The impact of tariffs on the US economy and six of its main trading partners ranges from -2.05% to 0.2%, according to data from the Yale Budget Lab.
In 2025, the US imposed universal tariffs of 10%, in addition to specific levies (up to 50%) on steel, aluminum, cars, and goods from Canada, Mexico, China, the European Union, India, Japan, Vietnam, and countries importing Venezuelan oil.
Impact of tariffs on the US economy
The long-term change in real GDP from the 2025 tariffs to date is -0.41% for the United States itself.
For its three main external suppliers, the impact is as follows: Canada, -2.05%; Mexico, +0.09%; and China, -0.22%.
These projections consider tariffs applied through August 6, 2025.

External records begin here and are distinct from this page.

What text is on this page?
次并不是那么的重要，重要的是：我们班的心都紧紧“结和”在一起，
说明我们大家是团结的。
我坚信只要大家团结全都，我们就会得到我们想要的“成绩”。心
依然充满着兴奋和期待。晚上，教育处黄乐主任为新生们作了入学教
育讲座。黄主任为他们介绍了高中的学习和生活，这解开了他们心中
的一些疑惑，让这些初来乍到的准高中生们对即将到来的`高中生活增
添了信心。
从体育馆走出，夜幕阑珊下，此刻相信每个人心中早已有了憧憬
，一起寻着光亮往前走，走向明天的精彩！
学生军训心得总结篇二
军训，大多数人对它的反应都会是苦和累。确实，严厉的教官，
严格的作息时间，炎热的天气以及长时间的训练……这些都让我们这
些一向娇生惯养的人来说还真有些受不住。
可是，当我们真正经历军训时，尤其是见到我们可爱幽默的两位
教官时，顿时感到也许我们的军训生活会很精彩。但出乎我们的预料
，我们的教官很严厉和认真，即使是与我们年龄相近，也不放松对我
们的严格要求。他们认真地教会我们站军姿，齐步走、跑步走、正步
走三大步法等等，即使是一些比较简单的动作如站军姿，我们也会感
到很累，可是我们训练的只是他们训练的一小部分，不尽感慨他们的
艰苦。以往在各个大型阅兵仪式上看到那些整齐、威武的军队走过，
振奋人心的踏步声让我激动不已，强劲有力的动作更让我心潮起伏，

In general, tariffs make imports more expensive, raise production costs, and reduce competitiveness. They also limit international trade, provoke retaliation, and generate inflation. As a result, investment declines, innovation slows, and business confidence weakens, negatively affecting global economic growth.
The following shows the long-term change in real GDP from 2025 tariffs to date, according to the Yale Budget Lab:
- United States: -0.41 percent.
- China: -0.22 percent.
- Rest of the world: +0.02 percent.
- Canada: -2.05 percent.
- Mexico: +0.09 percent.
- Countries with free trade agreements with the United States: +0.06 percent.
- Japan: +0.02 percent.
- European Union: +0.09 percent.
- United Kingdom: +0.20 percent.
- World: -0.14 percent.
- World without the United States: -0.05 percent.
Mexican economy
Sergio Contreras, executive president of Comce, said Monday that Mexico maintains a strategic position in its trade with the United States, even in the face of tariffs at levels not seen in 90 years. Mexico has the lowest tariff among the three main external suppliers and one of the lowest impacts on GDP.
Context: In 1930, the Smoot-Hawley Act raised tariffs to record levels, exacerbating the Great Depression and reducing global trade. In the 1980s, the United States imposed tariffs on Japan, generating disputes and negotiations. In 2025, the new tariffs reflect global tensions, make products more expensive, and threaten economic growth.